The war that never ends
Immune cells are often compared to an army. Let us continue with this analogy. Consider inflammation after injury as a war. If the process progress properly; there is destruction, but conflict ends eventually.
But what if the threat, or what the fighting country perceives as the threat, cannot be eliminated. Conflict continues, even if it never reaches its acute or hot phase, and more and more innocent bystanders are accidentally attacked, and destruction does not stop. Similarly, if the stimulus that started the inflammatory process is still present – for example if the organism is constantly exposed to toxin or transplanted organ is recognized as foreign - the response to injury will continue, and with it, overproduction of extracellular matrix.
The destructive aftermaths of the war
But what if a war is won but the army is not demobilized correctly. Unpaid mercenaries and demoralized veterans can be as disastrous for country as enemy forces. The same happens in our body if the inflammatory cells are not effectively eliminated, they will further exacerbate the organ damaging response, leading to fibrosis.

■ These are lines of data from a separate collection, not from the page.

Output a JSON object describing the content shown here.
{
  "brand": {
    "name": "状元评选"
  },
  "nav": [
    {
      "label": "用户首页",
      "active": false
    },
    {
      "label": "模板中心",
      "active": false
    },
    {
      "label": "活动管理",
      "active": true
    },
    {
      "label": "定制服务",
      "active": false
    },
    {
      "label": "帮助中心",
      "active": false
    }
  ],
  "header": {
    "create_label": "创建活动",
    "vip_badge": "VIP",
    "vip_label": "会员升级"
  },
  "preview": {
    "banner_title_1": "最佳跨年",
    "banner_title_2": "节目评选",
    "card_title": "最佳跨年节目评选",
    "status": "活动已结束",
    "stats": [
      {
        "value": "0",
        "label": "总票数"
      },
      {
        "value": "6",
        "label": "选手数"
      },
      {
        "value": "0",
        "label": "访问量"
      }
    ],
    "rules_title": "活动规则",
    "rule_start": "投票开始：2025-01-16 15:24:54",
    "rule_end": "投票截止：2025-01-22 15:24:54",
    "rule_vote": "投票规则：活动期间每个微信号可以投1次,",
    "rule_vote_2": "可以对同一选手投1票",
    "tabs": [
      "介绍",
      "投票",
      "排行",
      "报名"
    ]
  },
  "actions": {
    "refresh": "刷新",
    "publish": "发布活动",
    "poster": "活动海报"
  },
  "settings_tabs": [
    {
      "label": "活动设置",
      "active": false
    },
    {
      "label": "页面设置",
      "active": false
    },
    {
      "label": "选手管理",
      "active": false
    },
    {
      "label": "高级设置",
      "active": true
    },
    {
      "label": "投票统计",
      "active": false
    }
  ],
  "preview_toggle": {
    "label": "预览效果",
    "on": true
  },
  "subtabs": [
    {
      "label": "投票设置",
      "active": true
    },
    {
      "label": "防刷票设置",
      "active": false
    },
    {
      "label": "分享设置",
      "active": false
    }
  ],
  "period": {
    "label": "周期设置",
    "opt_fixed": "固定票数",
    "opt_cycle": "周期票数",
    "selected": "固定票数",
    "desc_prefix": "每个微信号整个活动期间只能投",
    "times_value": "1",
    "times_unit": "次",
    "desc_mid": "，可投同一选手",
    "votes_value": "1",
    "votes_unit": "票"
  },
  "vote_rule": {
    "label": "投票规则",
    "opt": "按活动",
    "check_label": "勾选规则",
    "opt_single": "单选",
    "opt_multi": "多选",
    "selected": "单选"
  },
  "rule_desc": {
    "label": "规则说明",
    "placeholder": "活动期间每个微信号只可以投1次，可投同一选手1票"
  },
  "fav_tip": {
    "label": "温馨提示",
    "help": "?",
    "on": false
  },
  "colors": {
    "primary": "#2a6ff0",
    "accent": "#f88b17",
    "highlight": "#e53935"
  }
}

Even a won but poorly resolved war leads to further suffering and destruction, changing a country into a ruined inhabitable wasteland. The same goes for a poorly resolved inflammation, even if threat of infection is eliminated, the organ is changed into dysfunctional mass of extracellular matrix inhabitable for cells.
We will never capitulate!
Unfortunately, our ways to stop and treat fibrosis are still very limited. But as we recognize now, how serious and urgent the problem is posed by poorly resolved inflammation and fibrosis, my colleagues and I, as well as numerous scientists all around world, will continue the search for mechanisms underlying these processes to better understand our enemy. This knowledge will help us to design better diagnostic methods to recognize people who are in danger of developing fibrosis and to invent methods to stop and eliminate it.